Up, and this morning comes Mr. Clerke, and tells me that the Injunction against Trice is dismissed again, which troubles me much. So I am to look after it in the afternoon. There comes also by appointment my uncle Thomas, to receive the first payment of his daughter’s money. But showing of me the original of the deed by which his daughter gives her right to her legacy to him, and the copy of it attested by the Scrivener, for me to keep by me, I did find some difference, and thereupon did look more into it, and at last did find the whole thing a forgery; yet he maintained it again and again, upon oath, that it had been signed and sealed by my cozen Mary ever since before her marriage. So I told him to his teeth he did like a knave, and so he did, and went with him to the Scrivener at Bedlam, and there found how it came to pass, viz., that he had lost, or pretends to have lost, the true original, and that so he was forced to take this course; but a knave, at least a man that values not what he swears to, I perceive he is. But however I am now better able to see myself fully secured before I part with the money, for I find that his son Charles has right to this legacy till the first 100l. of his daughter’s portion be paid, he being bond for it. So I put him upon getting both his sons to be bound for my security, and so left him and so home, and then abroad to my brother’s, but found him abroad at the young couple that was married yesterday, and he one of the Br[ide’s] men, a kinswoman (Brumfield) of the Joyces married to an upholster.
Thence walked to the King’s Head at Charing Cross and there dined, and hear that the Queen slept pretty well last night, but her fever continues upon her still. It seems she hath never a Portuguese doctor here.
Thence by appointment to the Six Clerks’ office to meet Mr. Clerke, which I did and there waited all the afternoon for Wilkinson my attorney, but he came not, and so vexed and weary we parted, and I endeavoured but in vain to have found Dr. Williams, of whom I shall have use in Trice’s business, but I could not find him. So weary walked home; in my way bought a large kitchen knife and half dozen oyster knives. Thence to Mr.
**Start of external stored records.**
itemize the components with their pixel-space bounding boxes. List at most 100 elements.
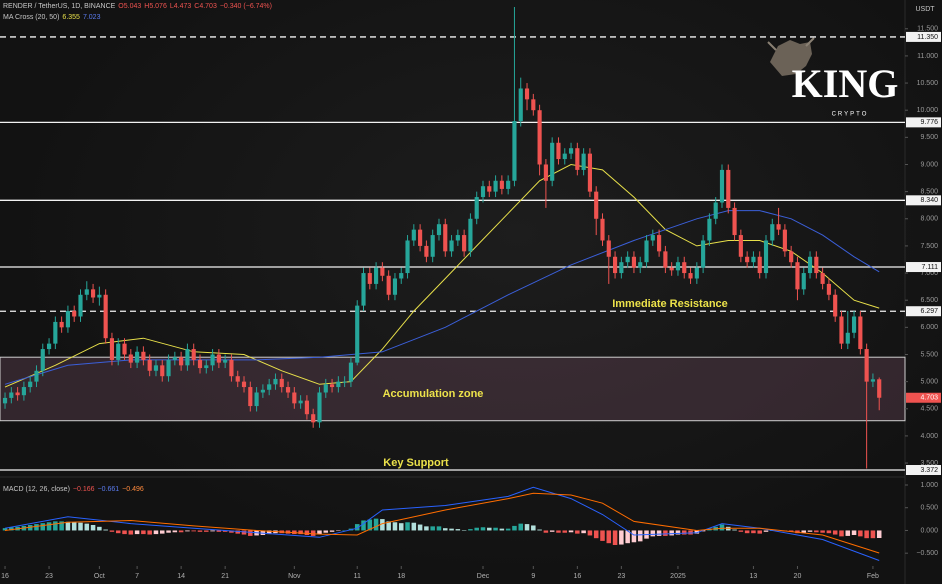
macd-histogram-bar (870, 530, 876, 539)
macd-y-tick-label: 0.500 (920, 505, 938, 512)
ma-line (4, 163, 880, 388)
candle-body (870, 379, 876, 382)
candle-body (197, 359, 203, 369)
candle-body (141, 351, 146, 360)
candle-body (487, 186, 492, 192)
candle-body (323, 384, 328, 393)
ma-line (4, 210, 880, 385)
candle-body (757, 256, 762, 274)
candle-body (826, 283, 831, 295)
macd-histogram-bar (556, 530, 561, 533)
candle-body (78, 294, 83, 317)
candle-body (631, 256, 637, 268)
x-tick-label: 16 (1, 573, 9, 580)
candle-body (329, 384, 335, 388)
level-label-box (906, 465, 941, 476)
y-tick-label: 7.500 (920, 243, 938, 250)
x-tick-label: Oct (94, 573, 105, 580)
candle-body (726, 169, 731, 208)
candle-body (776, 224, 781, 230)
macd-histogram-bar (329, 530, 335, 532)
macd-histogram-bar (681, 530, 687, 535)
macd-histogram-bar (90, 525, 96, 531)
candle-body (612, 256, 618, 274)
macd-histogram-bar (826, 530, 832, 534)
macd-value: −0.166 (72, 486, 95, 493)
candle-body (223, 359, 228, 363)
macd-histogram-bar (40, 523, 46, 531)
candle-body (216, 354, 221, 363)
x-tick-label: 9 (531, 573, 535, 580)
x-tick-label: 18 (397, 573, 405, 580)
macd-histogram-bar (197, 530, 203, 532)
candle-body (814, 256, 819, 274)
candle-body (204, 365, 209, 369)
candle-body (732, 207, 737, 236)
macd-histogram-bar (159, 530, 165, 534)
macd-histogram-bar (172, 530, 178, 533)
y-tick-label: 11.500 (917, 26, 938, 33)
legend-ma: MA Cross (20, 50) 6.355 7.023 (3, 14, 103, 21)
candle-body (411, 229, 416, 241)
macd-label: MACD (12, 26, close) (3, 486, 70, 493)
x-tick-label: 11 (354, 573, 361, 580)
level-label: 11.350 (917, 34, 938, 41)
macd-histogram-bar (531, 525, 536, 531)
macd-histogram-bar (663, 530, 668, 536)
candle-body (682, 262, 687, 274)
ohlc: −0.340 (−6.74%) (219, 3, 272, 10)
macd-histogram-bar (336, 530, 341, 531)
candle-body (581, 153, 586, 170)
candle-body (701, 240, 706, 268)
y-tick-label: 7.000 (920, 270, 938, 277)
macd-histogram-bar (719, 524, 725, 531)
candle-body (845, 332, 850, 344)
annotation: Accumulation zone (383, 388, 484, 400)
candle-body (292, 392, 297, 404)
candle-body (361, 273, 366, 306)
candle-body (568, 148, 574, 154)
macd-histogram-bar (487, 527, 492, 531)
macd-histogram-bar (216, 530, 222, 532)
candle-body (851, 316, 857, 333)
macd-histogram-bar (392, 522, 398, 531)
candle-body (248, 387, 253, 407)
candle-body (21, 387, 26, 396)
candle-body (468, 218, 473, 252)
level-label: 6.297 (920, 308, 938, 315)
macd-histogram-bar (443, 528, 448, 531)
unit-label: USDT (915, 6, 935, 13)
macd-histogram-bar (235, 530, 240, 534)
candle-body (103, 294, 108, 339)
candle-body (15, 392, 20, 396)
macd-histogram-bar (625, 530, 630, 544)
macd-histogram-bar (78, 522, 83, 531)
x-tick-label: 21 (221, 573, 229, 580)
candle-body (858, 316, 863, 350)
ohlc: O5.043 (118, 3, 142, 10)
macd-value: −0.496 (122, 486, 144, 493)
candle-body (374, 267, 379, 284)
candle-body (160, 365, 165, 377)
y-tick-label: 5.500 (920, 351, 938, 358)
macd-histogram-bar (637, 530, 643, 542)
candle-body (135, 351, 140, 363)
y-tick-label: 8.000 (920, 216, 938, 223)
logo-title: KING (792, 61, 899, 106)
candle-body (392, 278, 398, 295)
candle-body (254, 392, 259, 407)
candle-body (241, 381, 247, 388)
macd-histogram-bar (361, 520, 366, 531)
candle-body (342, 381, 347, 383)
macd-histogram-bar (839, 530, 844, 537)
macd-histogram-bar (405, 522, 410, 531)
candle-body (436, 224, 442, 236)
candle-body (298, 400, 303, 404)
candle-body (59, 321, 64, 328)
ma-value: 6.355 (62, 14, 80, 21)
macd-histogram-bar (27, 525, 33, 531)
candle-body (109, 338, 115, 360)
logo-icon (767, 37, 815, 76)
candle-body (304, 400, 309, 415)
Holliard, who tells me that Mullins is dead of his leg cut off the other day, but most basely done.
He tells me that there is no doubt but that all my slyme do come away in my water, and therefore no fear of the stone; but that my water being so slymy is a good sign. He would have me now and then to take a clyster, the same I did the other day, though I feel no pain, only to keep me loose, and instead of butter, which he would have to be salt butter, he would have me sometimes use two or three ounces of honey, at other times two or three ounces of Linseed oil.
Thence to Mr. Rawlinson’s and saw some of my new bottles made, with my crest upon them, filled with wine, about five or six dozen.
So home and to my office a little, and thence home to prepare myself against T. Trice, and also to draw a bond fit for my uncle and his sons to enter into before I pay them the money. That done to bed.

tell me I am to receive the first payment
or find the whole thing a forgery

like Bedlam the original field
joy married to fever

a dozen knives dead in that water
I would now take instead of oil


Erasure poem derived from The Diary of Samuel Pepys, Friday 23 October 1663.